It was nothing but the truth, and yet Jack knew it was also a lie.
At this moment, sitting on front steps of the university, he prepared to write yet another letter to "Aunt Claudette." This was meant to be nothing but a lie even the Soviets didn't have to believe, banal words meant to reflect a generic romance, a letter that probably nobody would ever bother to read - and yet, now, Jack knew he was telling a deeper truth.
"You asked if I'm serious about Irina, and I guess it's past time I told you that I am. More than serious. I'm in love with her. I thought I'd been in love with girls before, but I hadn't been, not really."
("When you think of the future," Irina had said, "are you ever afraid?" Her dark hair had been whipping across her face in the wind, but she hadn't shouted so that her voice would carry over the howling. She'd whispered instead, shaken either by the prospect of being overheard or by the words themselves. Nothing ever made Irina afraid, and it was at that moment Jack knew: She'd learned about The Telling.)
Jack tried to concentrate on the air-mail stationery, on the pen in his hands. He squinted as the summer sun glinted off the metal clip.
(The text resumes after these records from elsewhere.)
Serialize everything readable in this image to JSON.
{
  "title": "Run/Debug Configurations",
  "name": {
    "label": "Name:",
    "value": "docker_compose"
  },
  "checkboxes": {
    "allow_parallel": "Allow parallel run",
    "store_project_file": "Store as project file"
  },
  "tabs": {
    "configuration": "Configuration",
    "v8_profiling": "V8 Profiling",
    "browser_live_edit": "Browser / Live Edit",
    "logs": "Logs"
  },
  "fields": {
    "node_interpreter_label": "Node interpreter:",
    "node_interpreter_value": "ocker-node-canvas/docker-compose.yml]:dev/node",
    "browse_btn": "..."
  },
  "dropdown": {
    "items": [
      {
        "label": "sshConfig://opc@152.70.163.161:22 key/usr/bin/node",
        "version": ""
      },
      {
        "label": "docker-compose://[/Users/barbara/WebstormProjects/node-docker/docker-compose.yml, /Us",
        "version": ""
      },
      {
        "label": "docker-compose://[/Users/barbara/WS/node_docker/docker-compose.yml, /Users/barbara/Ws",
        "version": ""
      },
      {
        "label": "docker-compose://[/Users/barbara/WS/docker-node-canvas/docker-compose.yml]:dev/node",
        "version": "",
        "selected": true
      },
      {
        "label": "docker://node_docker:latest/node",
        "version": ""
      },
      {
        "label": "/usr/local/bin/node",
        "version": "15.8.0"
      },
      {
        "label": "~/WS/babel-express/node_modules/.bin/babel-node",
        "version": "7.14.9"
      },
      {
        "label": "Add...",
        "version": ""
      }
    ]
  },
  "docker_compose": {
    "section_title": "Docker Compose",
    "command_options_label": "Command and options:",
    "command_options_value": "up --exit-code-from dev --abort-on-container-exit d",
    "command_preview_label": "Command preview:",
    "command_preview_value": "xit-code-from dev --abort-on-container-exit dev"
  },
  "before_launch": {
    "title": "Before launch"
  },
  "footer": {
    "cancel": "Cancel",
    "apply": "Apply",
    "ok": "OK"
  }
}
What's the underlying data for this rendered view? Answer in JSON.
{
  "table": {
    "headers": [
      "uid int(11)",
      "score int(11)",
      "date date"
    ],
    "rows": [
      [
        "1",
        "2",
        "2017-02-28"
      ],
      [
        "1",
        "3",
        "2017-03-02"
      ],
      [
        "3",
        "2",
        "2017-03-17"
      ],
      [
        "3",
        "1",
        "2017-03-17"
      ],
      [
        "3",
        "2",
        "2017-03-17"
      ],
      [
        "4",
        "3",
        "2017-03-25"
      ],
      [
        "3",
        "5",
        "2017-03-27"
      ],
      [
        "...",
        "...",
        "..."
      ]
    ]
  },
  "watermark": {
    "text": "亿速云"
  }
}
"In fact, you should be the first to know - I'm going to ask Irina to marry me. I don't know for sure if she'll say yes, but I think she will."
("I thought the worst thing in the world was feeling powerless." Irina had been standing at the riverbank, holding a fallen branch upright in her hand as though it were a spear. "Maybe it isn't. Maybe the worst thing in the world is feeling powerful. Knowing that you have the power to destroy."
"Not all power is the power to destroy."
Irina had smiled bleakly. "But what if it is?")
"Aunt Claudette, I know what you're going to say, so let me say it for you. Yes, if I marry Irina, that means I'll live my entire life in the Soviet Union. I'll probably never come back to America again. But I was prepared for that before I ever left. I know you didn't agree with my reasons then, but I have different reasons now. Better reasons. My love for Irina is more important than anything else in my life, then, now, or in the future."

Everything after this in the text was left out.